Trade groups sue CFPB for reducing late fee charges

The Consumer Financial Protection Bureau released a finalized rule on March 5 that caps consumer credit card fees at $8 per incident. In response, some trade groups filed a federal lawsuit two days later seeking a preliminary injunction against the rule. 

The Consumer Financial Protection Bureau released a finalized rule on March 5 that caps consumer credit card fees at $8 per incident. 

The rule applies to credit card issuers with more than 1 million open accounts. According to the CFPB, the rule will limit fees that currently cost American families more than $14 billion annually and save them more than $10 billion in annual late fees. 

The CFPB ended automatic inflation adjustments unless issuers prove that doing so is necessary to collect on costs incurred by late fees, after finding that many issuers had been increasing their late fees without providing evidence of increased costs. Credit card companies will still be allowed to reduce credit lines, raise interest rates and take other actions to prevent late fees. 

The CFPB sees the late fees as adding onto “other punitive measures credit card companies impose on consumers who miss payments, including extra interest charges, loss of their grace period, negative credit reporting, reductions in their credit limit, and a higher interest rate on future purchases.

 “For over a decade, credit card giants have been exploiting a loophole to harvest billions of dollars in junk fees from American consumers,” said CFPB Director Rohit Chopra. “Today’s rule ends the era of big credit card companies hiding behind the excuse of inflation when they hike fees on borrowers and boost their own bottom lines.”

 

Trade groups announce lawsuit 

The American Bankers Association, U.S. Chamber of Commerce, Consumer Bankers Association and three Texas-based Chambers of Commerce filed a federal lawsuit two days later seeking a preliminary injunction against the rule. 

The lawsuit, filed March 7 in the Northern District of Texas, alleges the CFPB exceeded its statutory authority and provided flawed reasoning and analysis to secure a desired outcome. ABA President and CEO Rob Nichols said the rule “would result in more late payments, increased debt, reduced credit access and higher APRs for all consumers — including the vast majority of cardholders who pay on time each month. 

The ABA filed a separate lawsuit last month against the Federal Reserve, FDIC and Office of the Comptroller of the Currency, after federal regulators allegedly exceeded their statutory authority during recent updates to the Community Reinvestment Act.   

“Once again, we have reluctantly been forced to sue a federal regulator because the CFPB has ignored industry and other stakeholder comments demonstrating that this rule exceeds the bureau’s statutory authority and will hurt rather than help consumers,” Nichols added. “This rule is about politics, not policy, and we look forward to the court’s review.” 

CBA President and CEO Lindsey Johnson said the policy is “at best, consumer redistribution, not consumer protection. Equally concerning is that this rule continues the CFPB’s deeply problematic practice of rushing to prioritize headlines at the expense of legal process. But this time they’re also endangering consumers’ long-term financial health.”  

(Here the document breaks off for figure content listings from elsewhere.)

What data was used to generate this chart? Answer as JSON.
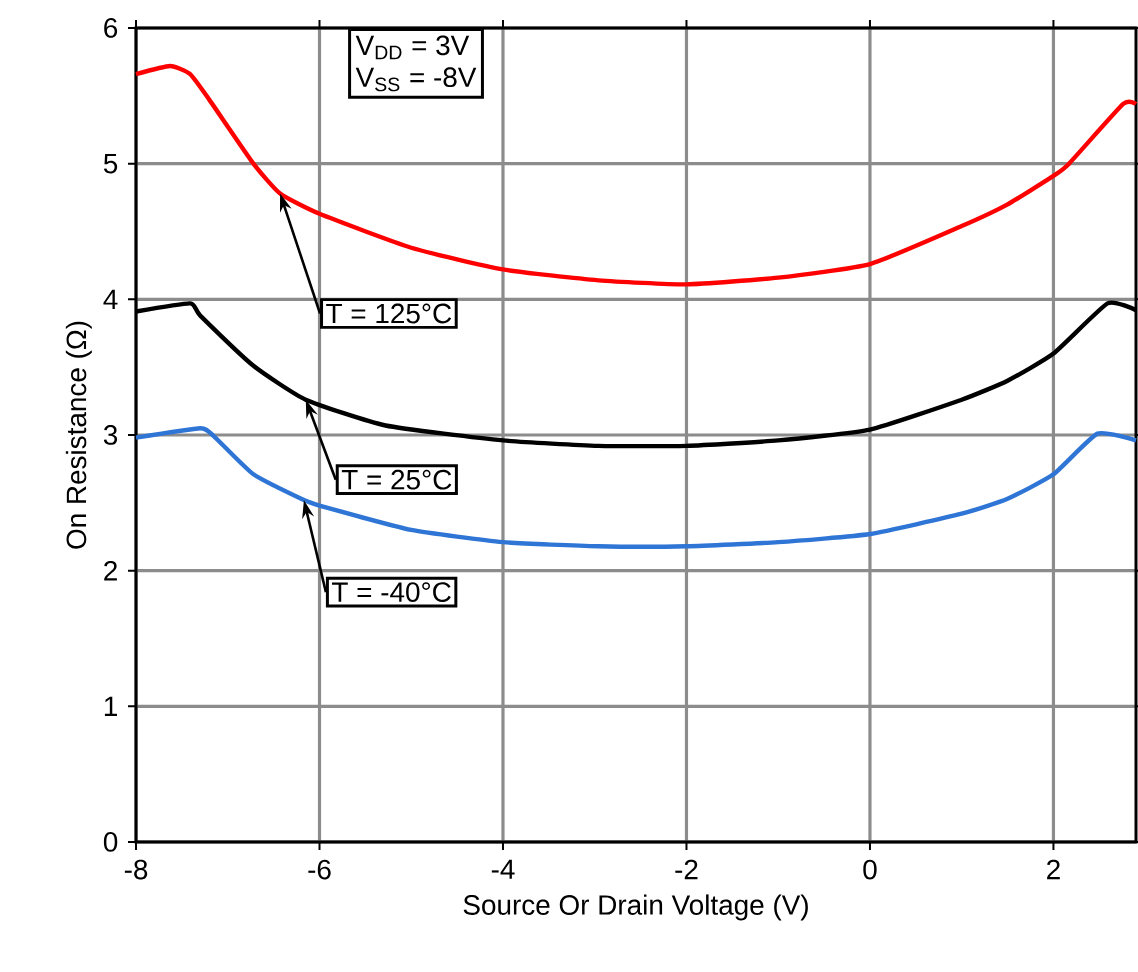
{
  "chart_data": {
    "type": "line",
    "xlabel": "Source Or Drain Voltage (V)",
    "ylabel": "On Resistance (Ω)",
    "xlim": [
      -8,
      2.9
    ],
    "ylim": [
      0,
      6
    ],
    "xticks": [
      -8,
      -6,
      -4,
      -2,
      0,
      2
    ],
    "yticks": [
      0,
      1,
      2,
      3,
      4,
      5,
      6
    ],
    "grid": true,
    "line_style": "solid",
    "marker": "none",
    "series": [
      {
        "color": "#ff0000",
        "x": [
          -8,
          -7.63,
          -7.41,
          -7.2,
          -6.72,
          -6.43,
          -6,
          -5,
          -4,
          -2.96,
          -2,
          -1,
          0,
          1,
          1.5,
          2,
          2.17,
          2.76,
          2.9
        ],
        "values": [
          5.66,
          5.72,
          5.66,
          5.47,
          5.0,
          4.78,
          4.63,
          4.38,
          4.22,
          4.14,
          4.11,
          4.16,
          4.26,
          4.54,
          4.7,
          4.91,
          5.0,
          5.44,
          5.44
        ]
      },
      {
        "color": "#000000",
        "x": [
          -8,
          -7.41,
          -7.3,
          -6.72,
          -6.15,
          -5.28,
          -4,
          -2.96,
          -2,
          -1,
          0,
          1,
          1.5,
          2,
          2.59,
          2.9
        ],
        "values": [
          3.91,
          3.97,
          3.88,
          3.51,
          3.26,
          3.07,
          2.96,
          2.92,
          2.92,
          2.96,
          3.04,
          3.26,
          3.4,
          3.6,
          3.97,
          3.92
        ]
      },
      {
        "color": "#2e75d6",
        "x": [
          -8,
          -7.3,
          -7.15,
          -6.72,
          -6.17,
          -6,
          -5,
          -4,
          -2.96,
          -2,
          -1,
          0,
          1,
          1.5,
          2,
          2.48,
          2.9
        ],
        "values": [
          2.98,
          3.05,
          2.99,
          2.71,
          2.52,
          2.48,
          2.3,
          2.21,
          2.18,
          2.18,
          2.21,
          2.27,
          2.42,
          2.53,
          2.71,
          3.01,
          2.96
        ]
      }
    ],
    "annotations": [
      {
        "text": "T = 125°C",
        "x": -6.43,
        "y": 4.78
      },
      {
        "text": "T = 25°C",
        "x": -6.15,
        "y": 3.26
      },
      {
        "text": "T = -40°C",
        "x": -6.17,
        "y": 2.52
      },
      "V$_{DD}$ = 3V",
      "V$_{SS}$ = -8V"
    ]
  }
}
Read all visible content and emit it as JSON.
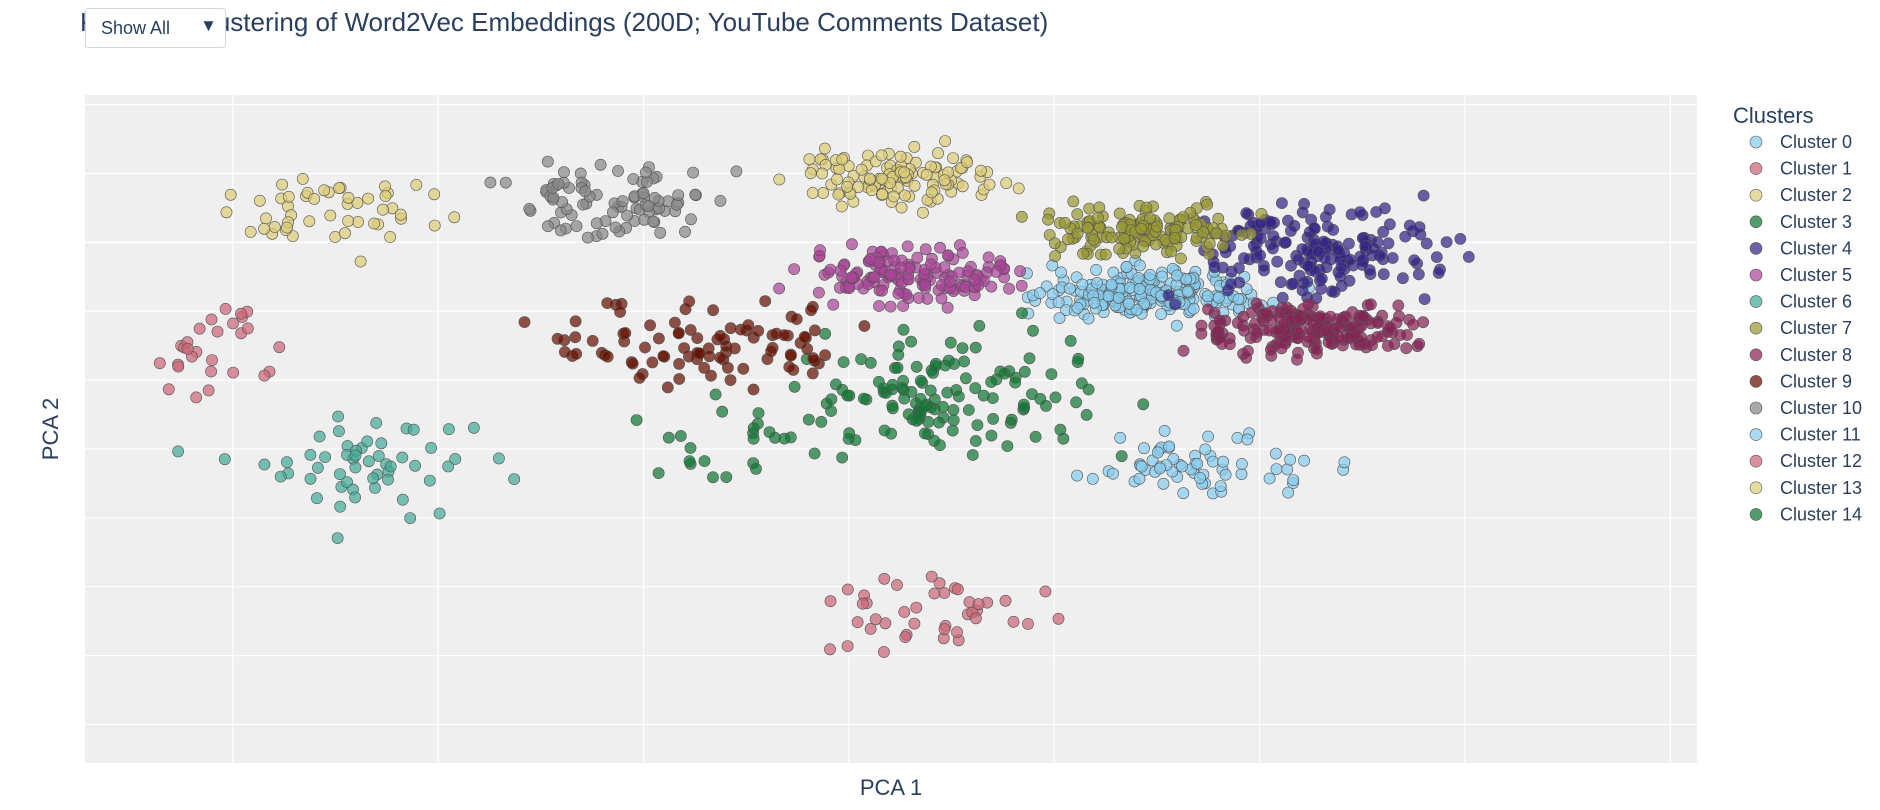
{
  "dropdown": {
    "label": "Show All",
    "arrow_icon": "triangle-down-icon"
  },
  "chart_data": {
    "type": "scatter",
    "title": "K-Means Clustering of Word2Vec Embeddings (200D; YouTube Comments Dataset)",
    "xlabel": "PCA 1",
    "ylabel": "PCA 2",
    "xlim": [
      -5.5,
      2.35
    ],
    "ylim": [
      -2.45,
      2.4
    ],
    "grid": true,
    "x_gridlines": [
      -4.78,
      -3.78,
      -2.78,
      -1.78,
      -0.78,
      0.22,
      1.22,
      2.22
    ],
    "y_gridlines": [
      -2.17,
      -1.67,
      -1.17,
      -0.67,
      -0.17,
      0.33,
      0.83,
      1.33,
      1.83,
      2.33
    ],
    "tick_labels_shown": false,
    "plot_background": "#efefef",
    "legend": {
      "title": "Clusters",
      "placement": "right"
    },
    "series": [
      {
        "name": "Cluster 0",
        "color": "#88cced",
        "center": [
          -0.3,
          0.95
        ],
        "spread": [
          0.55,
          0.17
        ],
        "count": 230
      },
      {
        "name": "Cluster 1",
        "color": "#cc6677",
        "center": [
          -4.85,
          0.55
        ],
        "spread": [
          0.35,
          0.35
        ],
        "count": 28
      },
      {
        "name": "Cluster 2",
        "color": "#ddcc77",
        "center": [
          -4.25,
          1.55
        ],
        "spread": [
          0.5,
          0.3
        ],
        "count": 50
      },
      {
        "name": "Cluster 3",
        "color": "#117733",
        "center": [
          -1.25,
          0.25
        ],
        "spread": [
          0.75,
          0.4
        ],
        "count": 130
      },
      {
        "name": "Cluster 4",
        "color": "#332288",
        "center": [
          0.5,
          1.25
        ],
        "spread": [
          0.6,
          0.35
        ],
        "count": 175
      },
      {
        "name": "Cluster 5",
        "color": "#aa4499",
        "center": [
          -1.5,
          1.1
        ],
        "spread": [
          0.5,
          0.18
        ],
        "count": 155
      },
      {
        "name": "Cluster 6",
        "color": "#44aa99",
        "center": [
          -4.2,
          -0.3
        ],
        "spread": [
          0.7,
          0.35
        ],
        "count": 55
      },
      {
        "name": "Cluster 7",
        "color": "#999933",
        "center": [
          -0.35,
          1.4
        ],
        "spread": [
          0.5,
          0.18
        ],
        "count": 155
      },
      {
        "name": "Cluster 8",
        "color": "#882255",
        "center": [
          0.45,
          0.7
        ],
        "spread": [
          0.55,
          0.17
        ],
        "count": 190
      },
      {
        "name": "Cluster 9",
        "color": "#661100",
        "center": [
          -2.5,
          0.6
        ],
        "spread": [
          0.65,
          0.3
        ],
        "count": 95
      },
      {
        "name": "Cluster 10",
        "color": "#888888",
        "center": [
          -2.9,
          1.6
        ],
        "spread": [
          0.5,
          0.28
        ],
        "count": 90
      },
      {
        "name": "Cluster 11",
        "color": "#88ccee",
        "center": [
          0.0,
          -0.3
        ],
        "spread": [
          0.6,
          0.25
        ],
        "count": 65
      },
      {
        "name": "Cluster 12",
        "color": "#cc6677",
        "center": [
          -1.4,
          -1.35
        ],
        "spread": [
          0.6,
          0.3
        ],
        "count": 42
      },
      {
        "name": "Cluster 13",
        "color": "#ddcc77",
        "center": [
          -1.55,
          1.8
        ],
        "spread": [
          0.45,
          0.2
        ],
        "count": 120
      },
      {
        "name": "Cluster 14",
        "color": "#117733",
        "center": [
          -2.3,
          -0.1
        ],
        "spread": [
          0.5,
          0.3
        ],
        "count": 25
      }
    ]
  }
}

After the rule was finalized, Independent Community Bankers of America President and CEO Rebeca Romero Rainey said she “remained concerned” that consumers could incur more late payments and additional interest charges due to regulators signaling that credit card payments are not their top priority.  

“While we generally oppose regulatory efforts to regulate the free market and set prices that interfere with competition and consumer choice, relationship-based community banks offer credit cards as a service to their customers under contracts voluntarily entered into by these consumers and are rightly not targeted by today’s rulemaking,” Romero Rainey said.